En una reciente edición de un importante matutino barcelonés, con motivo de la visita a la ciudad del padre de la criatura, premio RBA de Novela Negra 2014, el periodista Luis Benvenuty nos lo describe impecablemente: Jack Reacher, el temible pero irresistible protagonista de las novelas de Lee Child, el autor en cuestión, es “hijo de militar, nacido en una base militar, harto de todo eso. Ahora es un outsider, un vagabundo con estilo que vive al margen del sistema que protege, como un ronin, como un llanero solitario, como un desterrado soldado de fortuna. Está enganchado a la cafeína, le encanta el blues, habla varios idiomas, es experto en la interpretación del lenguaje corporal y reparte bofetadas a dos manos como nadie. Siempre acaba pringado en los casos más turbios. Sus antiguos jefes lo llaman cuando ya no saben a quién recurrir. Su férreo código moral le (lo, corrijo, cansado de este hábito peninsular) obliga a aceptar los encargos.” Todo un kit de carácter autosuficiente en unas pocas líneas, con todos los atributos necesarios implícitos en las consecuencias de estos planteos, a tal punto que casi no hace falta leer la novela para imaginar al héroe.
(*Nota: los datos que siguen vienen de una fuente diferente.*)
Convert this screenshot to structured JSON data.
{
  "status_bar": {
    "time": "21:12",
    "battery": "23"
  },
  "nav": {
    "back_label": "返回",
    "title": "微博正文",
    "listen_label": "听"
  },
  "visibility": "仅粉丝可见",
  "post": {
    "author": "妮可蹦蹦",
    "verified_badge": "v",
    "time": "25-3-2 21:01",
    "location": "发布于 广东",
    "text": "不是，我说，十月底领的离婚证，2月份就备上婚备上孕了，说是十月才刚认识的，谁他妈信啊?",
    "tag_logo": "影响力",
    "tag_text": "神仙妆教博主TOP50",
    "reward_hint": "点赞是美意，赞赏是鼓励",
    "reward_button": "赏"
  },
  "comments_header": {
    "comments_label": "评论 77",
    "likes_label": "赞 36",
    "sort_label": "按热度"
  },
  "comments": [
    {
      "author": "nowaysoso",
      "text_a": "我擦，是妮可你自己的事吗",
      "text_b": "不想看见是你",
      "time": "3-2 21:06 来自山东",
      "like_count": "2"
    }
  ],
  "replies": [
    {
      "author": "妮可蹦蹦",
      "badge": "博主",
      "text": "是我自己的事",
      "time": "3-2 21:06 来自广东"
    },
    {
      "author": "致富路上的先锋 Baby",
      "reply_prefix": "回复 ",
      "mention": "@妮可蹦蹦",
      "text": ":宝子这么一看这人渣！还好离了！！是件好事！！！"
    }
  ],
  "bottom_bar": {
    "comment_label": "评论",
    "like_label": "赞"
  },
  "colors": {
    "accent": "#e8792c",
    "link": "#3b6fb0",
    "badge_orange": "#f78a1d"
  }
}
Sus poderes ya están desplegados y sus debilidades expuestas. Sólo falta echarlo a andar por alguna de las numerosas pistas delictivas que, como caminos de circunvalación alrededor de la urbana sociedad comunicada que estrangulan con su lazo, se ofrecen a los inquietos pies del desarraigado campeón de la justicia contemporáneo y la novela estará servida. Bueno, luego habrá que degustarla y ya dirá el lector a qué le sabe, si después de comer tiene ganas de hablar, pero en principio he aquí la receta.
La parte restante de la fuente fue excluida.